Sinossi

Il film segue la storia di Shu-fen (Janel Tsai), una madre single che ogni giorno lotta per tenere unita la propria famiglia e trovare stabilità in un mondo che sembra sfuggirle di mano. Rientrata a Taipei dopo un matrimonio fallito e anni di lontananza, Shu-fen sogna di aprire un piccolo chiosco di noodles, simbolo di un nuovo inizio. Ma la sua fragile serenità viene scossa quando scopre che l’ex marito, da tempo assente, è in fin di vita. Spinta da un senso di umanità e dovere, decide di assisterlo fino alla fine, arrivando persino a sostenere le spese del funerale — un gesto che la lascia oberata dai debiti e isolata, vittima del giudizio della madre e delle sorelle. Intorno a lei, le figlie vivono ciascuna la propria inquietudine: la maggiore, I-Ann (Shi-Yuan Ma), ventenne ribelle e disillusa, si allontana dalla madre e si rifugia in una relazione con un uomo sposato; la piccola I-Jing (Nina Ye), di appena cinque anni, osserva il mondo con occhi curiosi e innocenti, cercando di comprendere il disordine emotivo che la circonda. Tra le contraddizioni di una Taipei indifferente e caotica, il film costruisce un ritratto delicato e realistico di tre donne alla ricerca di un legame autentico. Una storia di resilienza e amore familiare, fatta di silenzi, sacrifici e piccoli gesti che, nel loro quotidiano, diventano atti di coraggio.

PRESENTAZIONE DEL FILM

Il titolo originale del film è Left-Handed Girl e il riferimento è alla “mano del diavolo”: l’essere mancina diventerà per la piccola protagonista del film un alibi per sfuggire ai giudizi della gente e decidere di comportarsi senza preoccuparsi di ciò che è giusto e di ciò che è sbagliato. in un contesto in cui proprio l’opinione degli altri è il motore che regola ogni scelta e ogni comportamento; il comportamento della bambina sarà un simbolismo che ritroveremo anche nel resto del film.

La storia è ispirata alle reali vicende familiari della regista ed è un misto di nostalgia e modernità, piena di echi di un passato tradizionalista ma anche di richiami all’attuale società contemporanea.  

Questa famiglia atipica sceglie di sfidare le convenzioni della rigida società taiwanese e vive come vuole, o meglio, come può, incurante di un mondo intorno a loro che le vorrebbe diverse da come sono; queste donne sono libere, vitali e autentiche, come tutto ciò che le circonda. Sono un microcosmo di difficoltà e complicità, di incomprensioni e vicinanza, in una realtà così distante dalla nostra e piena di contraddizioni culturali da renderla del tutto affascinante.

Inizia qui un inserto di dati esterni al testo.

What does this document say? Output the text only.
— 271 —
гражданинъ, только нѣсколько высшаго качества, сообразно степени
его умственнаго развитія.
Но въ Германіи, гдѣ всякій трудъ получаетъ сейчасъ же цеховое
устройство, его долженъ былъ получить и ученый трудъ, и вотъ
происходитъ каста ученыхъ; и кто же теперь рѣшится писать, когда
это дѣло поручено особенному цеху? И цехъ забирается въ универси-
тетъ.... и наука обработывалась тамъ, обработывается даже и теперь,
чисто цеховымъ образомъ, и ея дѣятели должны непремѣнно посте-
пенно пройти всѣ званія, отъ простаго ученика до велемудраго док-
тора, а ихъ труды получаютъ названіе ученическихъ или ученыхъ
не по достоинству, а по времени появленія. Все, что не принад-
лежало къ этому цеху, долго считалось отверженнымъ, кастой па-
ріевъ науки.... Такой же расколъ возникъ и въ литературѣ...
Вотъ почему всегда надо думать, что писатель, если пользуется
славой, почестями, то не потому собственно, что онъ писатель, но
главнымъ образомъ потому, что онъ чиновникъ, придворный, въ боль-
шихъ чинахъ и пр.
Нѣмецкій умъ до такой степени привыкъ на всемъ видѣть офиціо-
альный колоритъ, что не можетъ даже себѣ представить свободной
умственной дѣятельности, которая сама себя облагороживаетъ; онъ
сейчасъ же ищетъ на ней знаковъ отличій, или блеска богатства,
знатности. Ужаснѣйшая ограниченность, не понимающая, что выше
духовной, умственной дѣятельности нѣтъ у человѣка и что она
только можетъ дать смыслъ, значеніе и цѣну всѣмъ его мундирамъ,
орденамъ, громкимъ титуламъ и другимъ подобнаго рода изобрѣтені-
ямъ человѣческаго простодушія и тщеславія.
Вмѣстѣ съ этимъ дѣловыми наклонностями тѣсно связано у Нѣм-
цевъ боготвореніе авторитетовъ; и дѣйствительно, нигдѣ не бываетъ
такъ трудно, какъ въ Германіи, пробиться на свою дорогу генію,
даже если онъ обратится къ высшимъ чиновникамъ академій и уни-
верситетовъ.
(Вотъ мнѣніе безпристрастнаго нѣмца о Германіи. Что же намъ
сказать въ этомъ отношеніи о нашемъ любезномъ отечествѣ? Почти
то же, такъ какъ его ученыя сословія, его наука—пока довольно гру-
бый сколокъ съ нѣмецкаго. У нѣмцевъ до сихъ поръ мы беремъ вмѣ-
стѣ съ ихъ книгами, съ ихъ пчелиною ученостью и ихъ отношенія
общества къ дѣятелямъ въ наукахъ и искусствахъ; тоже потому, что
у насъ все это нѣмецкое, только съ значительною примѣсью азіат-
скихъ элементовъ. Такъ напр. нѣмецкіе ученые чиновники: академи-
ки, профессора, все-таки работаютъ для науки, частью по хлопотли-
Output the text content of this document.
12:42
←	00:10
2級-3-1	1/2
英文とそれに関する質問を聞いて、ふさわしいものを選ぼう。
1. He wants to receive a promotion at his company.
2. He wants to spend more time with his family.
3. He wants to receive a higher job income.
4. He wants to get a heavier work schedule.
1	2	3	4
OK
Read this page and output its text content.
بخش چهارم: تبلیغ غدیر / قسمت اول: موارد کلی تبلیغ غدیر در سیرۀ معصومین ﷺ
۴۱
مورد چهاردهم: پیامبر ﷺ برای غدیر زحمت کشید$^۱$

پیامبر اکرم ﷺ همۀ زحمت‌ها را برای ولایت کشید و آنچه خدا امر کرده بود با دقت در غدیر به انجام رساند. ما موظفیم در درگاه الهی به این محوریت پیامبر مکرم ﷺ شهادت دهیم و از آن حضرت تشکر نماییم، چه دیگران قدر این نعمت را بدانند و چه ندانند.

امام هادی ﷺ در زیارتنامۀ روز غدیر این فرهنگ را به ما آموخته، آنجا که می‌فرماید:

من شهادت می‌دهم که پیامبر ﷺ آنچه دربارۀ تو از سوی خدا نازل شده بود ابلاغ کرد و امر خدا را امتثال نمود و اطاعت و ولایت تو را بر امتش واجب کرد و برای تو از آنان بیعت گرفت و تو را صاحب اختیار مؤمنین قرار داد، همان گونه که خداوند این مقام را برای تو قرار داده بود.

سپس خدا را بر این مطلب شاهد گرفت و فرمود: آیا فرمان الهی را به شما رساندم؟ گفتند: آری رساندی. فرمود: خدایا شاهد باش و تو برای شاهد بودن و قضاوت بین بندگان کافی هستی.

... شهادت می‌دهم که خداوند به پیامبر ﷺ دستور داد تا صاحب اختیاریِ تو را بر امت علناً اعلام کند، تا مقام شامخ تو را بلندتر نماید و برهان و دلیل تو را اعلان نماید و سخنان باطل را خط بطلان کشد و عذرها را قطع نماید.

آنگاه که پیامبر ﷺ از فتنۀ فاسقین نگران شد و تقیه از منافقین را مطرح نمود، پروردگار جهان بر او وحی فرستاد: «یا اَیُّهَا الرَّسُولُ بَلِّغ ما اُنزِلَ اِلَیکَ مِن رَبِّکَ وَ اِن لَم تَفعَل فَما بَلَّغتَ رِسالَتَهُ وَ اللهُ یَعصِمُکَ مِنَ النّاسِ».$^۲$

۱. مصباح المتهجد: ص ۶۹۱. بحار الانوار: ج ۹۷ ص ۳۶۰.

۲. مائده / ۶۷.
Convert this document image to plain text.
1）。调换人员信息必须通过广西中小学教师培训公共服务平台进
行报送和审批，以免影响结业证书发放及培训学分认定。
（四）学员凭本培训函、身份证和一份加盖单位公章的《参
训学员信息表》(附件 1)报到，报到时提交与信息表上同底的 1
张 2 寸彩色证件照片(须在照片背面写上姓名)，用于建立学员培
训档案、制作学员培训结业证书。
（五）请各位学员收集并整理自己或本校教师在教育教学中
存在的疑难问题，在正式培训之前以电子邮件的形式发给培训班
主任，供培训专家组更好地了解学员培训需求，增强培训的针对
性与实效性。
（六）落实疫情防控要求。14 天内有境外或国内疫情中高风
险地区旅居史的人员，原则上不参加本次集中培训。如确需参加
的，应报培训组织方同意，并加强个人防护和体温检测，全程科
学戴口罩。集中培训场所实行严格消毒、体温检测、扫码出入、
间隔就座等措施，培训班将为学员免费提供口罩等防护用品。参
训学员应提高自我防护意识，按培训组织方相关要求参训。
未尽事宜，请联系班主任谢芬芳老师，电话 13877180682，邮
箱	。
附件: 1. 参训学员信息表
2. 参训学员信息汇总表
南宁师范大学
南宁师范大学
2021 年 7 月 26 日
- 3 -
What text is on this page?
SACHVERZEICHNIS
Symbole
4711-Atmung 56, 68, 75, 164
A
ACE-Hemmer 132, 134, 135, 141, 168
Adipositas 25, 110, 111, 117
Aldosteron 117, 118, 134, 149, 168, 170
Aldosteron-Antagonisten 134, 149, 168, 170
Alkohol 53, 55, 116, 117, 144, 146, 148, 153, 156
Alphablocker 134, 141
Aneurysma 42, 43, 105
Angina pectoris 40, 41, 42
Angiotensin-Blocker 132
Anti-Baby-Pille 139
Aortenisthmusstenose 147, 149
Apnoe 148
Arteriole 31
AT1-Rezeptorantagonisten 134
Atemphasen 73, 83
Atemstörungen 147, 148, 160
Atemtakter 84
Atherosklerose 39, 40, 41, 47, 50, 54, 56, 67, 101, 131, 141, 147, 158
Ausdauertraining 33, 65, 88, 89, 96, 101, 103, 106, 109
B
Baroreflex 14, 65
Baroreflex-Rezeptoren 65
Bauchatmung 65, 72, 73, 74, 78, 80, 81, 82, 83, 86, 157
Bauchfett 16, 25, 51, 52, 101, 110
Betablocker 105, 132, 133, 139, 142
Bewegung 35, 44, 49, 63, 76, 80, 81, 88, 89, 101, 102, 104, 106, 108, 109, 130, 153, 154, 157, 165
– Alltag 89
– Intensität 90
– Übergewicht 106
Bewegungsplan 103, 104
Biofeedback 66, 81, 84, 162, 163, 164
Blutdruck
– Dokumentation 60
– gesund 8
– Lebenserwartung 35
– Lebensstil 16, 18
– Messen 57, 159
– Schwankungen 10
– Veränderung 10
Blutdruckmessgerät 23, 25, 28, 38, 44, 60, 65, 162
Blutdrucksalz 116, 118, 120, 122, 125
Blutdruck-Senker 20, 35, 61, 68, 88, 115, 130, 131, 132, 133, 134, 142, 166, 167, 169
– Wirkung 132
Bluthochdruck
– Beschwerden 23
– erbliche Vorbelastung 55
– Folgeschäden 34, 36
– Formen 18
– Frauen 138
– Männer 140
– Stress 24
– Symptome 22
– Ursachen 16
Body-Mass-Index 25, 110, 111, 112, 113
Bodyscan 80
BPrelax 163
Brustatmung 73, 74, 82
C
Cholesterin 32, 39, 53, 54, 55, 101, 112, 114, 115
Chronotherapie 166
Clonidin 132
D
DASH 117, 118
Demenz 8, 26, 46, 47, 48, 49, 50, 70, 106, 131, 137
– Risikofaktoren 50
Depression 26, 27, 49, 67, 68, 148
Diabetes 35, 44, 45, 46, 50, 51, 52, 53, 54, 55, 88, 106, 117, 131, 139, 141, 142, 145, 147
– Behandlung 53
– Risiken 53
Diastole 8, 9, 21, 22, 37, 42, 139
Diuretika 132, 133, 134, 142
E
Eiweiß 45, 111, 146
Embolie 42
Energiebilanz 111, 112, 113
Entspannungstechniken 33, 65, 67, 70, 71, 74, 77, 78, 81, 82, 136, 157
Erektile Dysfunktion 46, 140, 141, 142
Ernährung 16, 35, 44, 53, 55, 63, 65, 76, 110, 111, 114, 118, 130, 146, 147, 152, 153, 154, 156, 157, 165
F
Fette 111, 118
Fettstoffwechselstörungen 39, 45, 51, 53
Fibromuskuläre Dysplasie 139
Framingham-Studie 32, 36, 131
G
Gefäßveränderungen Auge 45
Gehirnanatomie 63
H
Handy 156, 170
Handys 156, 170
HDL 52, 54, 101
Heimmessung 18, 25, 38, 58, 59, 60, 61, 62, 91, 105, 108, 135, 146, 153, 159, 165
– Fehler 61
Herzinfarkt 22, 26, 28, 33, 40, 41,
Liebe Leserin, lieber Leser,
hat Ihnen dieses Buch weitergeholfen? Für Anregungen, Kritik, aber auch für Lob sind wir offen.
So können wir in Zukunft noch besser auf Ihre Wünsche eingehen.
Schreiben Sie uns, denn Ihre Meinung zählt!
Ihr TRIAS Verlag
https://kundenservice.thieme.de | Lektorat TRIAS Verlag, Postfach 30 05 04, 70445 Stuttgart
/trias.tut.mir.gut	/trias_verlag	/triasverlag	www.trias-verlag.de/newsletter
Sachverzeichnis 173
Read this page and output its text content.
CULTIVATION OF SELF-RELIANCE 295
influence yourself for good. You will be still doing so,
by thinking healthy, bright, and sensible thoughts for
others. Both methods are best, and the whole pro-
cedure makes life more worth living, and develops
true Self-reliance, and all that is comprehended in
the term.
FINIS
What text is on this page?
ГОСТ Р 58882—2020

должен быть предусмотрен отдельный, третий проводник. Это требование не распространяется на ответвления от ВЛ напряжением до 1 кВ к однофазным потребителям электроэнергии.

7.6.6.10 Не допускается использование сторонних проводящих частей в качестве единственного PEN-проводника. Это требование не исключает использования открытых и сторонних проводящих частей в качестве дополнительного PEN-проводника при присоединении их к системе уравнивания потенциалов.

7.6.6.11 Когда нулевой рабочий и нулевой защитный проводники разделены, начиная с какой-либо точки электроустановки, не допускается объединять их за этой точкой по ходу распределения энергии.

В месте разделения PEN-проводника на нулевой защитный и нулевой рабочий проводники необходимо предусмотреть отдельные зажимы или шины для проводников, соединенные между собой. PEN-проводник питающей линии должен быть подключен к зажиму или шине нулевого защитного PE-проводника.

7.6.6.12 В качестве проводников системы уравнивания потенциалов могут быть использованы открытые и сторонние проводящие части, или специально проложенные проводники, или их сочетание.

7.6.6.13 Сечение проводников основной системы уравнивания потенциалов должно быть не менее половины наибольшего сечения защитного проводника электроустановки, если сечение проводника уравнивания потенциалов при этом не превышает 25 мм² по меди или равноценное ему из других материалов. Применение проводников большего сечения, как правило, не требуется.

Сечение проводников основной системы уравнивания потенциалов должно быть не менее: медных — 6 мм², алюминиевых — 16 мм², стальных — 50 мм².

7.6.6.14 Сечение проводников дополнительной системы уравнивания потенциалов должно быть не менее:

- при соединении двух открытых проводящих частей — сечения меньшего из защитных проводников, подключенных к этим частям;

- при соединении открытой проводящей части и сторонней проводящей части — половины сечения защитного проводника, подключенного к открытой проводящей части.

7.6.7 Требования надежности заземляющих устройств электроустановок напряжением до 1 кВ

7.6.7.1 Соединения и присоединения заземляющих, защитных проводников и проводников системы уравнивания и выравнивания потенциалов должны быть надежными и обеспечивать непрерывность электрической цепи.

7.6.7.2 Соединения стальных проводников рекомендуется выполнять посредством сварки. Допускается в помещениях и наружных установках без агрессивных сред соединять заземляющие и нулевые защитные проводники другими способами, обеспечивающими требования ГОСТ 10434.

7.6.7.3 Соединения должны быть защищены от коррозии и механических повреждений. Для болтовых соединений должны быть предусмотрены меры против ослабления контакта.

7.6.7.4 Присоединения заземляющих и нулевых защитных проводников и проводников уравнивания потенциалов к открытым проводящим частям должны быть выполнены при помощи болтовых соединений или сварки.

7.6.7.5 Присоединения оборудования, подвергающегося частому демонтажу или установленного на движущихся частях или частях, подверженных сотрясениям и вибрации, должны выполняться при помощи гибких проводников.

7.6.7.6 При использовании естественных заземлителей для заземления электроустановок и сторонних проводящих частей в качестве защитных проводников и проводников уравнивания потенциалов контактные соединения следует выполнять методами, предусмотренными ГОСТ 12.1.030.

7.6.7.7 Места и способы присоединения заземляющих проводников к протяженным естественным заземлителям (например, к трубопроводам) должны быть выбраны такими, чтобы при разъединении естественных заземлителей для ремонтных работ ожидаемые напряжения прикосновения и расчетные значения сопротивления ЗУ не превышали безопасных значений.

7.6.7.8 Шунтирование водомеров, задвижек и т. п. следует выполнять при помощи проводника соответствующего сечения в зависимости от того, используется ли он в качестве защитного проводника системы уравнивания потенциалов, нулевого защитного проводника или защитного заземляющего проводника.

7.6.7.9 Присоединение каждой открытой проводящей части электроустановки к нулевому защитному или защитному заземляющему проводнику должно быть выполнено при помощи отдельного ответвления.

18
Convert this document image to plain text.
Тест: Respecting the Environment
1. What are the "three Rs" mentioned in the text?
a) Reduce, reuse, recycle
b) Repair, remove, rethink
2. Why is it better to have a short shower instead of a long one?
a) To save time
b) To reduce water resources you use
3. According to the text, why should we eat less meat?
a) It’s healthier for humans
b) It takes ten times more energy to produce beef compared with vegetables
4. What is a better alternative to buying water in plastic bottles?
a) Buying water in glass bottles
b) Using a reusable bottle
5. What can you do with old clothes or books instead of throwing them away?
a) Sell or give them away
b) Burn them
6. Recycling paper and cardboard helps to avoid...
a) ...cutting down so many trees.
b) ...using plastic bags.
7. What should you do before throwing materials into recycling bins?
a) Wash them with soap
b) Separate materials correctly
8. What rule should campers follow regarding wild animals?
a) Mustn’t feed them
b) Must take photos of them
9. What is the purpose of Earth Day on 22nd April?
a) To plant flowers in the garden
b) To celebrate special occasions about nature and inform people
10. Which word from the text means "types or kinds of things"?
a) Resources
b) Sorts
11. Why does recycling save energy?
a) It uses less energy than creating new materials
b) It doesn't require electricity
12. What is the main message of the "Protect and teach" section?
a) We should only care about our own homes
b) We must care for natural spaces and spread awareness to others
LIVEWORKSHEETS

Interessante la scelta di girare tutto il film con l’IPhone, in soli 37 giorni, che si innesta nel genera della “guerrilla filmmaking”, cioè una produzione a bassissimo costo, con una troupe limitata e location non artefatte ma naturali in cui girare scene non preparate né costruite (e spesso senza i necessari permessi!). Questa tecnica ha permesso alla regista quasi di “pedinare” i suoi protagonisti, per rendere ancora più reale i loro gesti, anche in luoghi molto affollati come il mercato di Taipei, dove l’arrivo di una troupe cinematografica e di cineprese professionali avrebbe creato diffidenza e ritrosia. E lei non voleva fare un film “comune”, ma voleva proporre un’esperienza diversa: secondo le sue stesse parole, infatti, Un film non dovrebbe essere solo intrattenimento. Dovrebbe farti sentire qualcosa, farti imparare qualcosa di nuovo, offrirti una prospettiva diversa. Con il cinema si può fare molto.